NEASE (Network Enrichment method for Alternative Splicing Events) a tool for functional enrichment of alternative splicing exons/events.
The python package NEASE (Network-based Enrichment method for Alternative Splicing Events) first detects protein features affected by AS such as domains, motifs and residues. Next, NEASE uses a protein-protein interactions integrated with domain-domain interactions, residue-level and domain-motif interactions to identify interaction partners likely affected by AS
Next, NEASE performs gene set overrepresentation analysis and identifies enriched pathways based on affected edges. Furthermore, since the statistical approach is network-based, it also prioritizes (differentially) spliced genes and finds new disease biomarkers candidates in case of aberrant splicing.
To install the package from PyPI please run:
pip install nease
To install the package from git:
git clone https://github.com/louadi/NEASE.git && cd NEASE
pip install .
Enjoy your instance of NEASE
The standard input of the package (also the recommended) is a DataFrame object with Ensembl IDs of the genes and the exon coordinates from human genome build hg38 (GRCh38).
- First column - genes IDs (Only Ensembl gene IDs can be used).
- Second column - start of the exon coordinate.
- Third column - end of the exon coordinate.
- Fourth column - dPSI (optionally)
Gene | Start | End | dpsi |
---|---|---|---|
ENSG00000154263 | 69314431 | 69315425 | -0.10 |
ENSG00000154265 | 87411893 | 87412033 | 0.13 |
In the case of differential splicing analysis, please make sure to filter events by significance beforehand, for example using a p-value cutoff.
The package also supports the output of multiple AS differential detection tools such as rMATs, Whippet and MAJIQ. For the newer version of MAJIQ, pleasee check the issue.
If you need help with your data or need to add support for another tools, open an issue or contact us.
Please note, that all functions are annotated with dockstrings for more details.
Import NEASE package and pandas:
import nease
import pandas as pd
table: Data input as DataFrame object as explained in "Data input".
organism: Either 'Human' or 'Mouse'.
input_type: Either 'Standard', 'Whippet', 'rmats'or "MAJIQ".
remove_non_in_frame: Remove exons that are predicted to disturb the ORF (Prediction source).
only_divisible_by_3: Remove exons not divisible by 3.
only_DDIs: Only use DDI annotations (No PDB and ELM).
p_value_cutoff: The enrichment p-value cutoff.
events=nease.run(table, organism='Human',input_type='Standard',
remove_non_in_frame=True, only_divisible_by_3=False)

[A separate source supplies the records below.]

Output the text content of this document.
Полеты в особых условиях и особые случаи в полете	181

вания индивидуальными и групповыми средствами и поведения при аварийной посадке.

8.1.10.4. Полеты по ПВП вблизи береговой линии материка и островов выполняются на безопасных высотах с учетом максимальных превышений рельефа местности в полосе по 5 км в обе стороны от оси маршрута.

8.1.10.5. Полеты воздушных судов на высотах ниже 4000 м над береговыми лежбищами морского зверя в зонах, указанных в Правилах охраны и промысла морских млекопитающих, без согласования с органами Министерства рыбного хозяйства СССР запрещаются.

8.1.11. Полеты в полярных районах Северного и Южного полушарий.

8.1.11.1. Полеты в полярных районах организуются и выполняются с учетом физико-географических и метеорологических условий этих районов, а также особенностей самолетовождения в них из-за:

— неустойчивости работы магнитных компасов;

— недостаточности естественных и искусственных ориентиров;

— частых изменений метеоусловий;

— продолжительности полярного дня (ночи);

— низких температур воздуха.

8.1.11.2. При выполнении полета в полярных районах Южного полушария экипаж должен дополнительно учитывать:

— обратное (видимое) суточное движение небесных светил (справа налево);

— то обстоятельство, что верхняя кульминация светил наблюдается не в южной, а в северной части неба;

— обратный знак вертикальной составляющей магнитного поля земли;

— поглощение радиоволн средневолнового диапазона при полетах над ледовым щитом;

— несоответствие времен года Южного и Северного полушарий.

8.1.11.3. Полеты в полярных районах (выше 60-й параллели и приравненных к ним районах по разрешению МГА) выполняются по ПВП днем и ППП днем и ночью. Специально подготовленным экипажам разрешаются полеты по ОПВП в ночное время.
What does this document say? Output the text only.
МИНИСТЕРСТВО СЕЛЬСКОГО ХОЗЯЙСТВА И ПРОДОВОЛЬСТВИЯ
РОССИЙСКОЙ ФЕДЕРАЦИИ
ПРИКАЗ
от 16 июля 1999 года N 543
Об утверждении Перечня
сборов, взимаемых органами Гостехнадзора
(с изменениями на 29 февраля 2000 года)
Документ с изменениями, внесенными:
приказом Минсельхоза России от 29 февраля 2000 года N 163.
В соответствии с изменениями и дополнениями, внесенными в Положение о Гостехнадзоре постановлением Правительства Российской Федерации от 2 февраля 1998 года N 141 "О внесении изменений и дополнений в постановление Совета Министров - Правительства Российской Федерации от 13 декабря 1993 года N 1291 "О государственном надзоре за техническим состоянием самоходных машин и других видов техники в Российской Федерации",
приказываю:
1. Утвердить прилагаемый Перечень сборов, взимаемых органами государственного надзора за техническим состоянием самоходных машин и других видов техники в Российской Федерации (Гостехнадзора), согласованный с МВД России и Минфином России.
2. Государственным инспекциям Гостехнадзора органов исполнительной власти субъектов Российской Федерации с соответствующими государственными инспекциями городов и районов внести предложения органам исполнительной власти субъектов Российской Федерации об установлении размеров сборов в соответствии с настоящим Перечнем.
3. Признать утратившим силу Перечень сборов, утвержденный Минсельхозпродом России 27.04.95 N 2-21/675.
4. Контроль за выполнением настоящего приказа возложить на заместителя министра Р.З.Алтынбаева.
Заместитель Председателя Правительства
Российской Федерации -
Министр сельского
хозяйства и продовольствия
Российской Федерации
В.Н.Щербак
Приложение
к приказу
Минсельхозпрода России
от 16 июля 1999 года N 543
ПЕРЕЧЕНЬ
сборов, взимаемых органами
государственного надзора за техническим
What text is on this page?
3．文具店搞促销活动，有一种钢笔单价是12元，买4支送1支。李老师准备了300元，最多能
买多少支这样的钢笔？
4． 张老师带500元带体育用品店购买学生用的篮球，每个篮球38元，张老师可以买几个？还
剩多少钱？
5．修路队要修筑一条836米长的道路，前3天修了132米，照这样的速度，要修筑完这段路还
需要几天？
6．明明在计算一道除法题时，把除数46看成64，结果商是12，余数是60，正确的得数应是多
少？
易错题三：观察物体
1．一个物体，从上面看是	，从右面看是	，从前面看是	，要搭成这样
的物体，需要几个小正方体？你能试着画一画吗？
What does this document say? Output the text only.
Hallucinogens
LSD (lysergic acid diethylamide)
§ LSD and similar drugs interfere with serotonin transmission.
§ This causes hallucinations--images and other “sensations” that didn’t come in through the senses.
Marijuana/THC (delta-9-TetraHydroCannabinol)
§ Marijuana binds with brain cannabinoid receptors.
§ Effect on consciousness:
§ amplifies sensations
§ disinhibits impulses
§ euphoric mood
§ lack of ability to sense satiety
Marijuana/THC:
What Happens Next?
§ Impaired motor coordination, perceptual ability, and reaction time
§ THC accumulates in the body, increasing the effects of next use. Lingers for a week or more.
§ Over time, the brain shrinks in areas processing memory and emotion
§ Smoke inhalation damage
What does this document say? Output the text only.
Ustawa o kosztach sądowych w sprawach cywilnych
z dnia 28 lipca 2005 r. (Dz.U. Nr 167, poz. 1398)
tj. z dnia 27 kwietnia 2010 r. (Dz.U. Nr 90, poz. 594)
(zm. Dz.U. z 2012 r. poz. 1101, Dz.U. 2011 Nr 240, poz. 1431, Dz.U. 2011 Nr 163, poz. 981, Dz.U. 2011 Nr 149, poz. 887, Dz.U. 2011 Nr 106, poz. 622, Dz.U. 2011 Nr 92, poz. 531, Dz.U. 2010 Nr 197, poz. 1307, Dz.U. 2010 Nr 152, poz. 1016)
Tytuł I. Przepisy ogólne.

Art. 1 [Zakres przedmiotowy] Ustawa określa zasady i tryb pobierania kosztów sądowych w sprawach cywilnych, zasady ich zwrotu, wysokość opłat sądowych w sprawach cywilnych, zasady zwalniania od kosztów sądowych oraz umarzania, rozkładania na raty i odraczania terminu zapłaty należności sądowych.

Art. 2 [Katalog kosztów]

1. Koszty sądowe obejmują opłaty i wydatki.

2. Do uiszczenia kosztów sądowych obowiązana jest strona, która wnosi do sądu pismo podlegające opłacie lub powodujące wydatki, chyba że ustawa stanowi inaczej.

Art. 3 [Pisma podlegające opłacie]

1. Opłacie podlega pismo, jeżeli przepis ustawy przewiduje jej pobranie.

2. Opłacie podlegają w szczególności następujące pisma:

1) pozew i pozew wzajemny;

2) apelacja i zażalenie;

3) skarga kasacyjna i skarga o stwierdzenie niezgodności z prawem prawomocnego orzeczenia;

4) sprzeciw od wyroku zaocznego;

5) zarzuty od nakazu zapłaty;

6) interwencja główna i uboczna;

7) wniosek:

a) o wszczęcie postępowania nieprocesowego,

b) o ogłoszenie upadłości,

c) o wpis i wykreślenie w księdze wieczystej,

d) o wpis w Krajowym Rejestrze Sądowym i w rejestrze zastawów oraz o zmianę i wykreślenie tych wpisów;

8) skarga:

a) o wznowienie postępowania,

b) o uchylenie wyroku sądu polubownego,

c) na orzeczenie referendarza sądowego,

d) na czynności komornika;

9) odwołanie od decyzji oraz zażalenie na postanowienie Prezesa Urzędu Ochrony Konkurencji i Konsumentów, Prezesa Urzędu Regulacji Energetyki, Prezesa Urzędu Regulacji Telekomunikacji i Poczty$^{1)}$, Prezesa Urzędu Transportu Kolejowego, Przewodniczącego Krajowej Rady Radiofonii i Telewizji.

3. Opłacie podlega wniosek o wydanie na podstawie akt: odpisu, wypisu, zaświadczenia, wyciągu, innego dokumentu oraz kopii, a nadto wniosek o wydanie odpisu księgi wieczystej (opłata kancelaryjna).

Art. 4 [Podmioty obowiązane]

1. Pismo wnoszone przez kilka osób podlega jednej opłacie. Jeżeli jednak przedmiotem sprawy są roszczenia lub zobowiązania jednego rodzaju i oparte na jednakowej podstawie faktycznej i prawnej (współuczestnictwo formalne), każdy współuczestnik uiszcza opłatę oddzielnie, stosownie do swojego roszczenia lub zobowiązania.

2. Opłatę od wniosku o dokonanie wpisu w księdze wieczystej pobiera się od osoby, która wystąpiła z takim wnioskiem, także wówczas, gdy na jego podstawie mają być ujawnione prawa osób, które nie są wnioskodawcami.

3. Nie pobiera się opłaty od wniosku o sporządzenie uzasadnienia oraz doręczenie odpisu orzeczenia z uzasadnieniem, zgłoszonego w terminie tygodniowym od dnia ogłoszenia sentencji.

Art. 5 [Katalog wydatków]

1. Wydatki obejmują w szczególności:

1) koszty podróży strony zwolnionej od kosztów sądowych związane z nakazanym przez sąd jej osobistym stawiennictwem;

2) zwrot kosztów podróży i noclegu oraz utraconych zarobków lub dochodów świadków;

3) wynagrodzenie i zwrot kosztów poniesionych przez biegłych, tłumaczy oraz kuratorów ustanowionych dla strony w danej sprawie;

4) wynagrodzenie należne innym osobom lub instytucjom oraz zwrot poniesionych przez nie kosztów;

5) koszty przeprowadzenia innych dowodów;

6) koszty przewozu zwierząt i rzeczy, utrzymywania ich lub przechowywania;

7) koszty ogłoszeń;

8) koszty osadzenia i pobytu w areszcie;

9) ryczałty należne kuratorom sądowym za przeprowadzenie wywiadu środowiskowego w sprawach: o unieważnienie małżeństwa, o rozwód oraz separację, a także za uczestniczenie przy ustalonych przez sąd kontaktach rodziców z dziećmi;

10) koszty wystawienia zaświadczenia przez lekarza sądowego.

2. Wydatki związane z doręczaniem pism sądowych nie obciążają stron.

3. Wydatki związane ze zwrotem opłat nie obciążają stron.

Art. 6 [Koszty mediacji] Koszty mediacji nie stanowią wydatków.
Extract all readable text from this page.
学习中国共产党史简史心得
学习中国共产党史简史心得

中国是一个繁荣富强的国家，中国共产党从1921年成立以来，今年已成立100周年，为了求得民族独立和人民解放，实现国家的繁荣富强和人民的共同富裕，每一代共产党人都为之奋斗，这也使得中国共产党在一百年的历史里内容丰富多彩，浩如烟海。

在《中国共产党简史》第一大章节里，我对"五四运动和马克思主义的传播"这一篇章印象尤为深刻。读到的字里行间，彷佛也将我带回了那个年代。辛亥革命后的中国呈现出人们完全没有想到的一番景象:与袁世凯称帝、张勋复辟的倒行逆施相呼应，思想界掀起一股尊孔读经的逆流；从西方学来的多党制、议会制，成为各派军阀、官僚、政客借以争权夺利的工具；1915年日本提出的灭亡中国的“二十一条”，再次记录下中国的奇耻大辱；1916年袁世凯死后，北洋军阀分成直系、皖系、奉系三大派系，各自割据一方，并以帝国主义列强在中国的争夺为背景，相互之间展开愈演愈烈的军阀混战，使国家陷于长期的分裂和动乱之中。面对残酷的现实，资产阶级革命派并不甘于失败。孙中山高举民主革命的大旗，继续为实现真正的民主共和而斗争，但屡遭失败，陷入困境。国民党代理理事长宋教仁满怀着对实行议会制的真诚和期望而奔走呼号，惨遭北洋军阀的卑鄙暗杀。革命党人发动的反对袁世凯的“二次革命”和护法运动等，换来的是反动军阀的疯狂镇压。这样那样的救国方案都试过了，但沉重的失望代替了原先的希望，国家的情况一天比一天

Get statistics of your data.
events.get_stats()
Get a list of all affected domains.
events.get_domains()
Get a list of all affected linear motifs.
events.get_elm()
Get a list of all affected residues and their interactions from the PDB.
events.get_pdb()
List of affected interactions from domains and linear motif binding.
events.get_edges()
The main function of NEASE
database: a list of pathway databases to run enrichment on it.
# Supported databases:
database= ['PharmGKB', 'HumanCyc', 'Wikipathways', 'Reactome','KEGG', 'SMPDB',
'Signalink','NetPath', 'EHMN', 'INOH','BioCarta','PID']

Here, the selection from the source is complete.